Quando falamos em justiça tributária, precisamos considerar que o nosso modelo prima por taxar o consumo, sendo que mais de 90% da remuneração obtida pelos menos afortunados são gastos justamente no consumo. Propostas elaboradas conjuntamente pela Federação Nacional do Fisco Estadual e Distrital, Associação Nacional dos Auditores Fiscais da Receita Federal, Auditores Fiscais pela Democracia e pelo Instituto Justiça Fiscal, indicam que se o Brasil começasse a tributar os super-ricos poderia arrecadar cerca R$ 272 bilhões. O que essas entidades destacam é que esses recursos – que poderiam passar a existir a partir de uma reforma tributária séria – viriam da taxação de grandes fortunas, da arrecadação de uma contribuição social sobre altas rendas e da arrecadação da Contribuição Social Sobre o Lucro Líquido sobre os setores financeiro e extrativista mineral, para ficar nos principais.

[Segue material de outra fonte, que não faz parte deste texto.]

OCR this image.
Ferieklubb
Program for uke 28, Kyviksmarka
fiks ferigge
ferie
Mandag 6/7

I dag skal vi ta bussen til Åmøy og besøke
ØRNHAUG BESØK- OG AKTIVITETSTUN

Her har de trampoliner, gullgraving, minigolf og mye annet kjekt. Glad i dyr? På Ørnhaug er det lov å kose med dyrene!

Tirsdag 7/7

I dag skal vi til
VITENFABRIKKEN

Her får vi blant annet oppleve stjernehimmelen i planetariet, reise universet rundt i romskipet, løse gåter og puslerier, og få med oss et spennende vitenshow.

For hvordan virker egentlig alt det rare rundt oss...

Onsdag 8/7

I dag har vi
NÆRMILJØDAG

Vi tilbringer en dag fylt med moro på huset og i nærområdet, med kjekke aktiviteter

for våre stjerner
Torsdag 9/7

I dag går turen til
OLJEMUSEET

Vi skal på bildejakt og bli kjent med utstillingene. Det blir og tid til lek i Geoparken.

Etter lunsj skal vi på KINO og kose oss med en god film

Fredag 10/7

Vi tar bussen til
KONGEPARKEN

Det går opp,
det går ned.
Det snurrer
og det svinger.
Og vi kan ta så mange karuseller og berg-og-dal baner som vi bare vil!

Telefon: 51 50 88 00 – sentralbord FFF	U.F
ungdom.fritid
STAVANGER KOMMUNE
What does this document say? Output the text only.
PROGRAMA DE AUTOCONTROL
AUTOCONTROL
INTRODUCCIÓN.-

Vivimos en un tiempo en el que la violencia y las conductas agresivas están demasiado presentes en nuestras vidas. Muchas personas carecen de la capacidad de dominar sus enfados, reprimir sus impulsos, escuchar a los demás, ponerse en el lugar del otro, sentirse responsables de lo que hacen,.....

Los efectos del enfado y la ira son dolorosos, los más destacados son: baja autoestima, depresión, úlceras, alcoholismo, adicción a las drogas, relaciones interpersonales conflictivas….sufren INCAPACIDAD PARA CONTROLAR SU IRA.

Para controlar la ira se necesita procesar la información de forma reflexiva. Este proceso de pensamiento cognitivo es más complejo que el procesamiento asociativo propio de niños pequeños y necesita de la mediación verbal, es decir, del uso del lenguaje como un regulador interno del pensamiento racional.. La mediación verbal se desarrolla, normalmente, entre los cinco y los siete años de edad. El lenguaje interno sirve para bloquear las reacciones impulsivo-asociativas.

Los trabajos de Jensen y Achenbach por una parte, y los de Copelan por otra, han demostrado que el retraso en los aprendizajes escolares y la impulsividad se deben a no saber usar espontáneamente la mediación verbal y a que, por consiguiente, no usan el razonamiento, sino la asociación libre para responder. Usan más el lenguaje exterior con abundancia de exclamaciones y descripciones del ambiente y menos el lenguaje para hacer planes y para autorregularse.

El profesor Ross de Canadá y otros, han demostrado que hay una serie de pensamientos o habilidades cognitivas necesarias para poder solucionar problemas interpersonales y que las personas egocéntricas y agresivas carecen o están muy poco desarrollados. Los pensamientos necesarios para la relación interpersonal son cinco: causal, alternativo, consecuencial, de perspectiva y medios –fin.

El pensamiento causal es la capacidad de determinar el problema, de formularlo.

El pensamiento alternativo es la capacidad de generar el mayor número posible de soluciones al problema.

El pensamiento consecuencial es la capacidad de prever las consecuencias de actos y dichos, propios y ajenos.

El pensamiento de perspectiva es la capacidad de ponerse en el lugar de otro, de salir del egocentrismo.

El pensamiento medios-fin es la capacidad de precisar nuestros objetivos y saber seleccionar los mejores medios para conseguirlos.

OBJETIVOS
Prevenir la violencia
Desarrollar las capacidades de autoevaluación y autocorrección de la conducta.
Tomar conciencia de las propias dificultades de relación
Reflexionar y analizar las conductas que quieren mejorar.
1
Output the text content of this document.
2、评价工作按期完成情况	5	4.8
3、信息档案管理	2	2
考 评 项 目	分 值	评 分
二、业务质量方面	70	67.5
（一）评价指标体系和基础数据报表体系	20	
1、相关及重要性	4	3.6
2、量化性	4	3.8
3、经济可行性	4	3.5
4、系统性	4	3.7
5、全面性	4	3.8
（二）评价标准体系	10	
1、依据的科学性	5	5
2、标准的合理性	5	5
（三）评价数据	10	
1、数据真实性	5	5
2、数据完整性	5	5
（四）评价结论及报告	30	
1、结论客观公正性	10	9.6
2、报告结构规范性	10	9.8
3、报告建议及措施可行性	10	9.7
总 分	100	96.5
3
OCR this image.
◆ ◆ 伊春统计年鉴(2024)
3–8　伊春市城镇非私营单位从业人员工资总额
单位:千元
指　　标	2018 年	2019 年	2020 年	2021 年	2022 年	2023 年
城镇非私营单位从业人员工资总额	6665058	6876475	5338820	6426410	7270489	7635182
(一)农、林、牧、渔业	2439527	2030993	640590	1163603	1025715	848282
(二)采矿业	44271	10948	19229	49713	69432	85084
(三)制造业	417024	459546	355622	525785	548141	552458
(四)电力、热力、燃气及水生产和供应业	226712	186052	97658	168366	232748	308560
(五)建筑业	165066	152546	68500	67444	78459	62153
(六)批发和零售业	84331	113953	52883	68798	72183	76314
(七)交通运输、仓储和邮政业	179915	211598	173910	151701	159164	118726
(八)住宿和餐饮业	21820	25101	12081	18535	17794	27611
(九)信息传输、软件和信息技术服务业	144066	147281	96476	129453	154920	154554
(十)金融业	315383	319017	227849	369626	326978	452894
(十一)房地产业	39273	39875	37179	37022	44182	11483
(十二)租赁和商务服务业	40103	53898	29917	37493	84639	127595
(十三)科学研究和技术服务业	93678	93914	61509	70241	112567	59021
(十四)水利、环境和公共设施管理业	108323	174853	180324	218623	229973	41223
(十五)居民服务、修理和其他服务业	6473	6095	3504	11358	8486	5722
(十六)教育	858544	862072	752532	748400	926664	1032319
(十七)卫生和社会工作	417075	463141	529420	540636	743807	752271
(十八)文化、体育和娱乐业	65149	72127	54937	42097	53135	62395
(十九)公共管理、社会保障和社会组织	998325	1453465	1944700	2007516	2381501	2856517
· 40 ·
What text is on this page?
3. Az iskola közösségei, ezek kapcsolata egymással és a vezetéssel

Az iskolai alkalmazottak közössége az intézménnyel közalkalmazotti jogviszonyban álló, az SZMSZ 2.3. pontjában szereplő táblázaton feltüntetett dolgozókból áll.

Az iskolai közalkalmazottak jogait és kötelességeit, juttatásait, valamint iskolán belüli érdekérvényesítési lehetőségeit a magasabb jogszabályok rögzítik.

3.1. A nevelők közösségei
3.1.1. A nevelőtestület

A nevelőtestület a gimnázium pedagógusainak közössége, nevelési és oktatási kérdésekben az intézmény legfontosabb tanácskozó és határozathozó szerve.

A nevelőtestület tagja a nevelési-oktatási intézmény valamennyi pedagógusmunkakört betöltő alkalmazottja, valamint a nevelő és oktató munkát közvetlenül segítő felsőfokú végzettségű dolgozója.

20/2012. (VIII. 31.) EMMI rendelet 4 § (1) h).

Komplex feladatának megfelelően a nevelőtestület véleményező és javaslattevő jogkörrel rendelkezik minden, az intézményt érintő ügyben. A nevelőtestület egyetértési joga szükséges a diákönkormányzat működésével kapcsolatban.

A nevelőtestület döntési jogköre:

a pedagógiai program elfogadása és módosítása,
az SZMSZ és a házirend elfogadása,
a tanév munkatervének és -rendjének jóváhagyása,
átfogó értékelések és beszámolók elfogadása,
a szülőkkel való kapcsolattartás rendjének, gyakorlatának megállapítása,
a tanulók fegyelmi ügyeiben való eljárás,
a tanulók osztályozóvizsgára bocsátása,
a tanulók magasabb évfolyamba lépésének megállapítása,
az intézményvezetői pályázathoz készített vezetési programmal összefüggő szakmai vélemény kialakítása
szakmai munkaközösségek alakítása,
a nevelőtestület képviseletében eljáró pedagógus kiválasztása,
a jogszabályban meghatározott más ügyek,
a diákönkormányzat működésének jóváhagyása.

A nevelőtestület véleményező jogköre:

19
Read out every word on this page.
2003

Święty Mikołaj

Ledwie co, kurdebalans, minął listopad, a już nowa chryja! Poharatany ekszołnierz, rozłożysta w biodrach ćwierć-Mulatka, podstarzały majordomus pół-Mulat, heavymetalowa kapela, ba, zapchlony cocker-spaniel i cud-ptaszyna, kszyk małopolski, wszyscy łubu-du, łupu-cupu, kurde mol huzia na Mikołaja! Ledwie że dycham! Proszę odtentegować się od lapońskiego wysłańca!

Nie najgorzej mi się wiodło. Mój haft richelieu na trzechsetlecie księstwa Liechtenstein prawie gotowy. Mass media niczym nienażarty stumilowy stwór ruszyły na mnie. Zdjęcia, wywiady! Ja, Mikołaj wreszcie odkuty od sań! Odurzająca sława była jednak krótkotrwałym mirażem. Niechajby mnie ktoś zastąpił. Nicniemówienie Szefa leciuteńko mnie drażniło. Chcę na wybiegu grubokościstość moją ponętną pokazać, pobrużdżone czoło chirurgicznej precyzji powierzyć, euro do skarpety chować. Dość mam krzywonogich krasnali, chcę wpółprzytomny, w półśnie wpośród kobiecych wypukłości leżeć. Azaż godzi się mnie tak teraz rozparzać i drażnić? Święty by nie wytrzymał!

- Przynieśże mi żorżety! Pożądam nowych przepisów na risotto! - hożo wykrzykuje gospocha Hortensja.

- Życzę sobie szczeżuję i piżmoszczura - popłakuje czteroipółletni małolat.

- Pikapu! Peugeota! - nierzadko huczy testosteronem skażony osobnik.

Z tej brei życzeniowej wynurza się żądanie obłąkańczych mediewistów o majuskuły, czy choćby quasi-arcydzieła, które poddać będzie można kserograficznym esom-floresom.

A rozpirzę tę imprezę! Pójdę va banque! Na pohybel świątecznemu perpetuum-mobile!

Infelizmente, aqui no estado, o governo vai na contramão e, apesar de toda retórica, perde a oportunidade e apresenta uma reforma tributária que aumenta os impostos sobre o consumo, não traz nenhuma linha sobre concessão de uma renda básica às parcelas pobres da população e alivia a mão sobre os mais abastados.

Mas a luta continua. E se depender da Frente Parlamentar que estamos criando, a partir de uma mobilização coletiva e da parceria de muitos lutadores sociais – como o ex-senador e atual vereador de São Paulo Eduardo Suplicy -, nós teremos, sim, em um futuro próximo, justiça social no Rio Grande com a concessão gradual da renda básica sendo uma realidade.